Voilà deux mois environ, j’ai fait une sortie en ville pour capter l’éveil du quartier administratif. Cette fois, ce n’est pas à travers le viseur de mon appareil que je l’ai vu. Je n’ai d’ailleurs pris aucune photo ce matin-là.

Dans la sphère que je portais au niveau de mes yeux, grâce à elle ou à cause d’elle, je voyais l’Autre. L’autre... quelque chose. Monde. Réalité. Univers... Je tenais dans mes mains un modèle réduit de cité, avec ses bâtiments, ses véhicules, ses habitants, chacun vaquant à ses occupations. Ce n’était pas le miroir de ma ville, c’était indépendant du lieu où je me trouvais. J’étais émerveillée. Excitée par l’étrange, l’inconnu, le mystère. Je ne savais pas trop quoi en penser, ni à qui en parler. Alors je n’ai rien dit. Mais j’ai persévéré dans mes explorations.

J’ai fait d’autres essais : au parc, sur les rives de la Seine, dans des champs, des bâtiments, des trains. Systématiquement, une vision fantastique d’un monde miniature s’offrait à moi à travers le globe cristallin.

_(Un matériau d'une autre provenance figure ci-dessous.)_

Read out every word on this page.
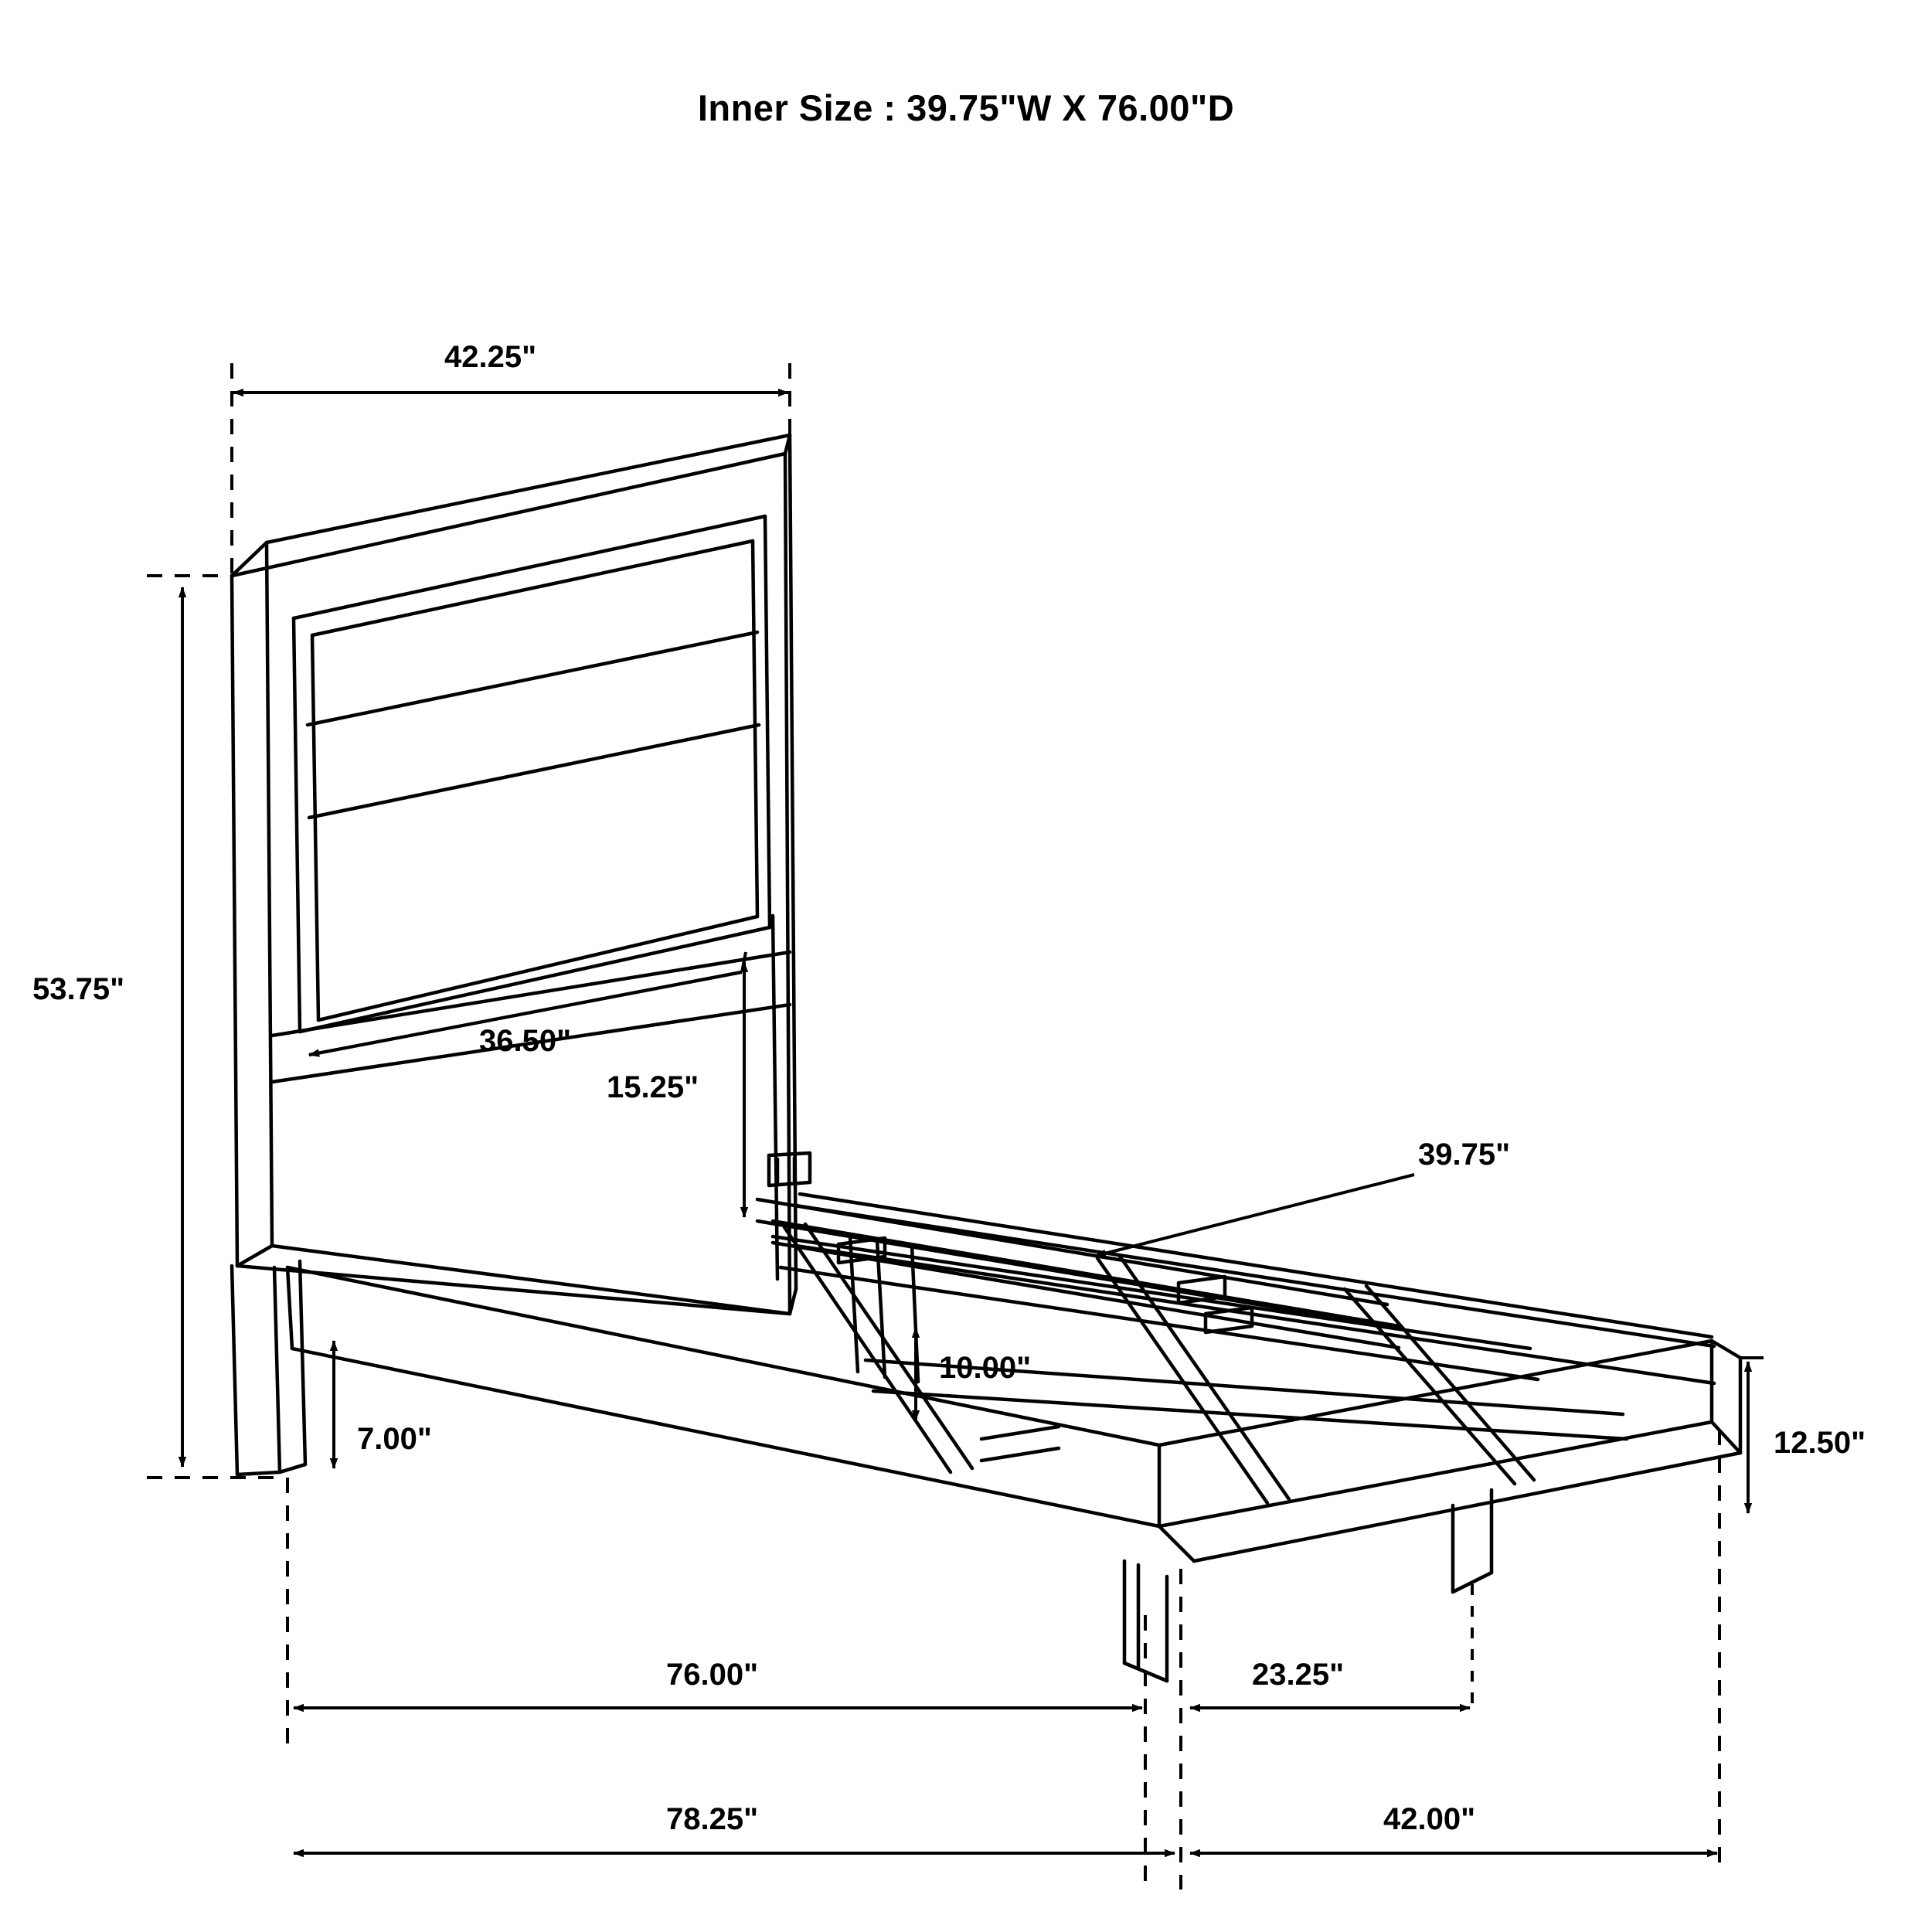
Inner Size : 39.75"W X 76.00"D
42.25"
53.75"
36.50"
15.25"
39.75"
10.00"
7.00"	12.50"
76.00"	23.25"
78.25"	42.00"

Le cauchemar après les premières photos, au printemps ? Eh bien ça s’est reproduit, mais de façon plus calme cette fois. À travers plusieurs échappées nocturnes, je suis entrée en contact avec les habitants. Et j’ai visité de cette façon de petites parcelles de ce monde. Quelques personnes m’ont guidée. J’ai pu déambuler dans des cités, marcher dans des vallées, manger dans des restaurants. Tout y est similaire, mais pourtant si différent.

De temps en temps, quelque chose perturbe la frontière entre ces deux univers. Une comète, une grande marée, ou peut-être juste le rire d’un enfant, allez savoir. Je n’ai trouvé personne qui se soit intéressé au phénomène. Dans ces moments-là, les deux mondes deviennent visibles et poreux l’un à l’autre. Il est alors possible de communiquer, voire de se déplacer. Parmi les personnes qui s’en aperçoivent, certaines décident d’aller voir de l’autre côté. Les raisons sont aussi multiples et uniques que les individus. Par curiosité, par ennui, par dépit, par chagrin, certains franchissent le pas, aussi bien vers que depuis chacun des deux mondes. En rêve d’abord, puis physiquement. Mais la mise en garde est sérieuse : il n’existe pas de retour en arrière une fois le voile franchi. Quelque chose me dit que ma place est là-bas.

J’ai trouvé un lieu, où le globe de verre peut vous engloutir, où il s’étire pour que vous puissiez franchir le voile. Dans la clairière, lorsqu’il pleut.

Demain, il doit pleuvoir. Demain, je pars.

Journal audio trouvé par l’agent de police Alberti

dans l’appartement d’Ingrid Auer, portée disparue le 8 octobre 2024.